The military-industrial complex has fully exploited this pro-militarisation thrust. Top arms manufacturers dominate the E.U.’s defence working groups and task forces, especially through a lobby called the New Defence Agenda, which holds monthly meetings. In the convention’s group on defence too, there were 13 “experts”, all of them drawn from the arms industry or governments, with no civil society representation.
Corporations like European Aeronautic Defence and Space (EADS), BAe Systems (formerly British Aerospace) and Italy’s Finmeccanica dominate the E.U.’s military decision-making bodies. Their lobbyists (who are issued 150-200 passes for the European Parliament) have unfettered access to legislators and Commission officials. The E.U. aims to match the U.S. defence research capabilities and has already announced euro 1 billion as an initial sum, plus an additional euro 7.5 billion on space and security programmes to be spent over seven years. The Airbus Industrie-proposed A400-M military aircraft will be developed with E.U. funding.
The Constitution, then, is a highly conservative right-wing document, which commits the E.U. to neoliberalism, “market freedom”, militarism, and a search for hegemony through power projection.
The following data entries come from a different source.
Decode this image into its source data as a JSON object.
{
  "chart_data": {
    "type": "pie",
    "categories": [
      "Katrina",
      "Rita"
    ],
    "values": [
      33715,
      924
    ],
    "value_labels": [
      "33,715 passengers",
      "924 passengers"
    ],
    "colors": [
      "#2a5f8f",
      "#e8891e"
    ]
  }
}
This is not a Europe that can counter or contain the U.S. Rather it seeks to emulate the same model dominated by corporate power and the military-industrial complex.
This “Corporate-Military Europe” reverses the “Social Europe” model of 1957-1991, which sought to universalise and deepen people’s rights based on a “social market economy” subject to state control, itself guided by lofty goals, including universal welfare, expansion of public services and defence of the public sector. The E.U.’s evolution after Maastricht, and particularly in the past few years, contrasts sharply with the original project of the Treaty of Rome that established the Common Market.
The E.U.’s external role has increasingly reflected that same change, especially in matters economic. Although most E.U. states take better positions than the U.S. on politics, the environment and human rights, on economic issues they can be as bad. The E.U. has been pushing the World Trade Organisation (WTO) “free trade” agenda, especially on General Agreement on Trade in Services (GATS) even harder than the U.S. The new Constitution commits itself to protect its agriculture with vast subsidies – which directly clash with Third World interests. The E.U. uses strong-arm methods to demand non-agricultural market access for its manufactures and services.
The E.U. applies pressure on southern countries both in multilateral forums and through bilateral Economic Partnership Agreements with individual states. Its internal documents pertaining to different regions of the world show a deep neo-colonial bias. Even on Eastern Europe, its agenda is worse than the U.S’. It treats the region solely as a source of raw materials and cheap labour.
The E.U. is the world’s second greatest economic power, but it is increasingly becoming arrogant. It also seeks greater military clout. The rise of such a power cannot be in the interests of the world, indeed of Europe’s own people whose rights and social gains it is eroding. That is why the Constitution, which sanctions and codifies this erosion, must be defeated. Its demise can open up a genuine democratic debate so that a radically reformed statute can emerge, which reflects humane values and universal urges. But for that to happen, Europe must first say `no’ – if not in the French referendum, then in the Dutch one, if not then, well, certainly later.